O gentio, segundo BK, era também designado por "indígena": nativo, animista, pagão, idólatra, "senão selvagem, bárbaro e sem bilhete de identidade", logo socialmente marginalizado, a não a ser para "pagar imposto"... Era gente, como os balantas, onde o PAIGC vai recrutar a sua base de apoio, os seus homens do mato... "Alguns deram bons militantes e quadros" (p. 55).
Guiné-Bissau > Bissau, capital do país > Planta da cidade, pós-independência. (Vd. mapa ampliado na página sobre sobre Bafatá e Bissau)
Cortesia de A. Marques Lopes (2005)
Sobre o bairro do Cupelom (ou Pilão, para os tugas), diz o NTC em nota intercalar: "As ruas não tinham nome, mas todos sabiam quem morava e onde. Neste bairro avizinhavam-se diversas classes e etnias que viviam em perfeita comunhão (...)".
Havia uma numerosa comunidade muçulmana (ou islamizada), tanto no Cupelom de Baixo como no de cima, a par de cristãos e animistas, em especial Mancanhas no Cupelom de Baixo. Com o início da guerra colonial, vieram outras gentes, mas o bairro continuou a ser predominante de população islamizada. De dia, era um bairro com vida própria, com muita azáfama. À noite, enchia-se "dum certo secretismo ligado não só ao sector das ditas 'mulheres de vida' - escreve NTC com algum pudor - mas também às estranhas reuniões furtivas onde se falava de assuntos guardados preciosamente longe de orelhas indiscretas" (p. 56).
O Cupelom, para além de ter sido um "enorme canteiro de gente feminina que perfumava o bairo" (sic), foi um viveiro de jogadores de futebol mas também de combatentes, quer de um lado quer do outro. "Vários dos melhores jogadores de futebol foram aí recrutados, os mais destacados combatentes do PAIGC tiveram aí as suas influências e conhecidos elementos dos Comandos Africanos também aí fizeram história" (NTC, p. 56).
BK recorda com saudade os seus tempos de infância e adolescência no Cupelom. Pilum era um bairro lindo, a gente hospitaleira, a juventude unida, os mais velhos protegiam os mais novos... Também tinha as suas histórias de conflitos de territória, por causa das "moças de outros bairros" (p. 57)...
Era, por outro lado, um lugar de passagem e de encontro, obrigatório, "para os que habitavam nos bairros circundantes" (Santa Luzia, Plubá, Penha, Péfine, Calequir, etc.): "para descerem à cidade, [tinham de] passar pelo Cupelom", o que em si já era "um acontecimento" - sublinha o BK.(p. 56).
"Quando a mobilização começou nos anos 60, os jovens do nosso bairro foram os que mais aderiram à luta. Chamavam [ao] Pilum Bairro de Terroristas" (p. 56) (**). E porquê ? "A maior parte de nós não acreditava no futuro, não havia trabalho, a estiva pagava mal e era muito pesado, o desânimo era geral" (p. 57)...

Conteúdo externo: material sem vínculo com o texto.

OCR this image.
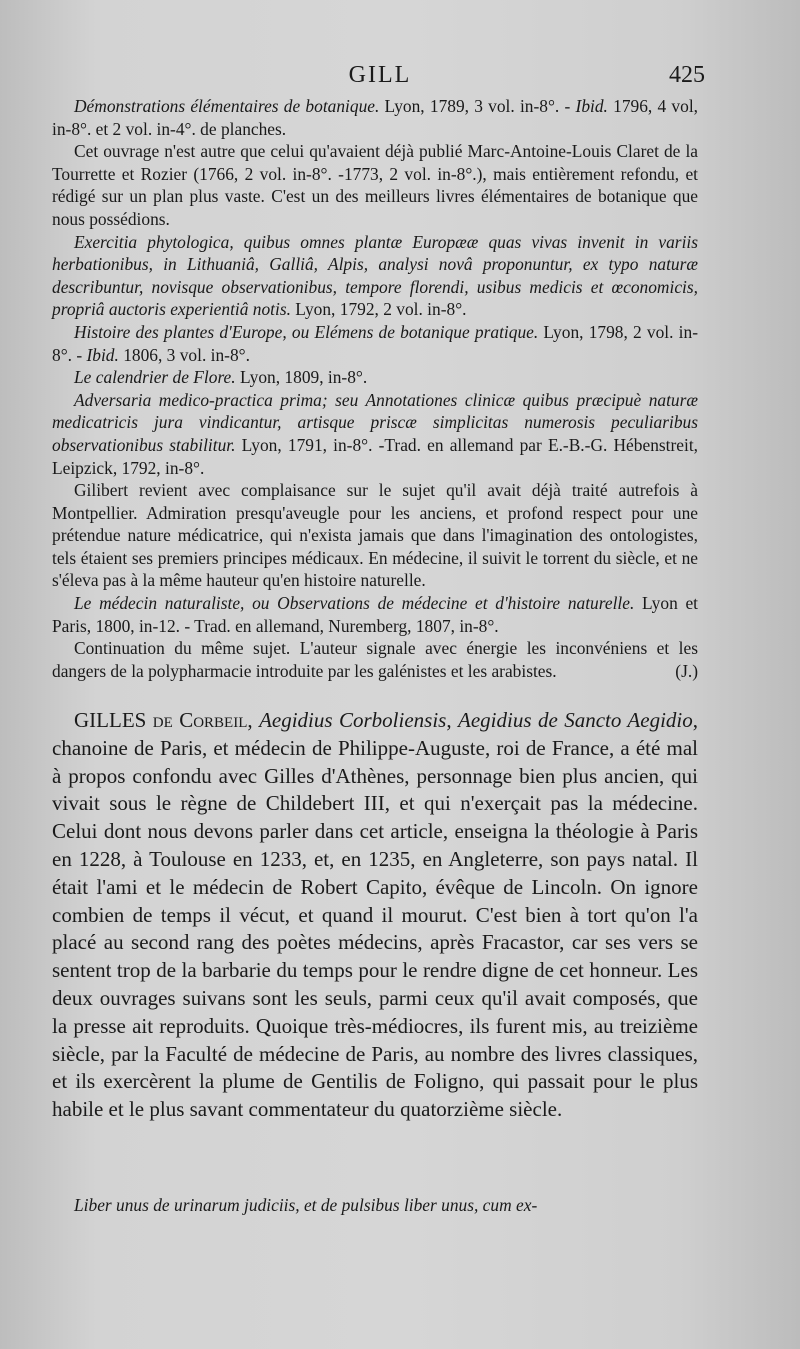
GILL	425

Démonstrations élémentaires de botanique. Lyon, 1789, 3 vol. in-8°. - Ibid. 1796, 4 vol, in-8°. et 2 vol. in-4°. de planches.

Cet ouvrage n'est autre que celui qu'avaient déjà publié Marc-Antoine-Louis Claret de la Tourrette et Rozier (1766, 2 vol. in-8°. -1773, 2 vol. in-8°.), mais entièrement refondu, et rédigé sur un plan plus vaste. C'est un des meilleurs livres élémentaires de botanique que nous possédions.

Exercitia phytologica, quibus omnes plantæ Europææ quas vivas invenit in variis herbationibus, in Lithuaniâ, Galliâ, Alpis, analysi novâ proponuntur, ex typo naturæ describuntur, novisque observationibus, tempore florendi, usibus medicis et œconomicis, propriâ auctoris experientiâ notis. Lyon, 1792, 2 vol. in-8°.

Histoire des plantes d'Europe, ou Elémens de botanique pratique. Lyon, 1798, 2 vol. in-8°. - Ibid. 1806, 3 vol. in-8°.

Le calendrier de Flore. Lyon, 1809, in-8°.

Adversaria medico-practica prima; seu Annotationes clinicæ quibus præcipuè naturæ medicatricis jura vindicantur, artisque priscæ simplicitas numerosis peculiaribus observationibus stabilitur. Lyon, 1791, in-8°. -Trad. en allemand par E.-B.-G. Hébenstreit, Leipzick, 1792, in-8°.

Gilibert revient avec complaisance sur le sujet qu'il avait déjà traité autrefois à Montpellier. Admiration presqu'aveugle pour les anciens, et profond respect pour une prétendue nature médicatrice, qui n'exista jamais que dans l'imagination des ontologistes, tels étaient ses premiers principes médicaux. En médecine, il suivit le torrent du siècle, et ne s'éleva pas à la même hauteur qu'en histoire naturelle.

Le médecin naturaliste, ou Observations de médecine et d'histoire naturelle. Lyon et Paris, 1800, in-12. - Trad. en allemand, Nuremberg, 1807, in-8°.

Continuation du même sujet. L'auteur signale avec énergie les inconvéniens et les dangers de la polypharmacie introduite par les galénistes et les arabistes.	(J.)

GILLES de Corbeil, Aegidius Corboliensis, Aegidius de Sancto Aegidio, chanoine de Paris, et médecin de Philippe-Auguste, roi de France, a été mal à propos confondu avec Gilles d'Athènes, personnage bien plus ancien, qui vivait sous le règne de Childebert III, et qui n'exerçait pas la médecine. Celui dont nous devons parler dans cet article, enseigna la théologie à Paris en 1228, à Toulouse en 1233, et, en 1235, en Angleterre, son pays natal. Il était l'ami et le médecin de Robert Capito, évêque de Lincoln. On ignore combien de temps il vécut, et quand il mourut. C'est bien à tort qu'on l'a placé au second rang des poètes médecins, après Fracastor, car ses vers se sentent trop de la barbarie du temps pour le rendre digne de cet honneur. Les deux ouvrages suivans sont les seuls, parmi ceux qu'il avait composés, que la presse ait reproduits. Quoique très-médiocres, ils furent mis, au treizième siècle, par la Faculté de médecine de Paris, au nombre des livres classiques, et ils exercèrent la plume de Gentilis de Foligno, qui passait pour le plus habile et le plus savant commentateur du quatorzième siècle.

Liber unus de urinarum judiciis, et de pulsibus liber unus, cum ex-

Guiné > Bissalanca > Finais dos anos 50 > "Fotografia tirada na despedida do gerente da NOSOCO, Monsieur Boris, que nesse dia regressava a Paris (está ao centro de fato e gravata). O João Rosa, o guarda-livros, [e que foi um dos fundadores do MLG - Movimento de Libertação da Guiné] , está na segunda fila à direita; à sua frente, o 2º da direita é o Toi Cabral. Os restantes elementos da foto são alguns (quase todos) dos empregados do escritório da NOSOCO em Bissau (MD), incluindo eu próprio" (MD)...
O terceiro elemento, a contar da esquerda, é o Armando Lopes (n. 1920), pai do nosso amigo Nelson Herbert, e antiga glória do futebol caboverdiano e guineense, e que o Bobo Keita, embora de outra geração, deve ter conhecido. (NH/LG)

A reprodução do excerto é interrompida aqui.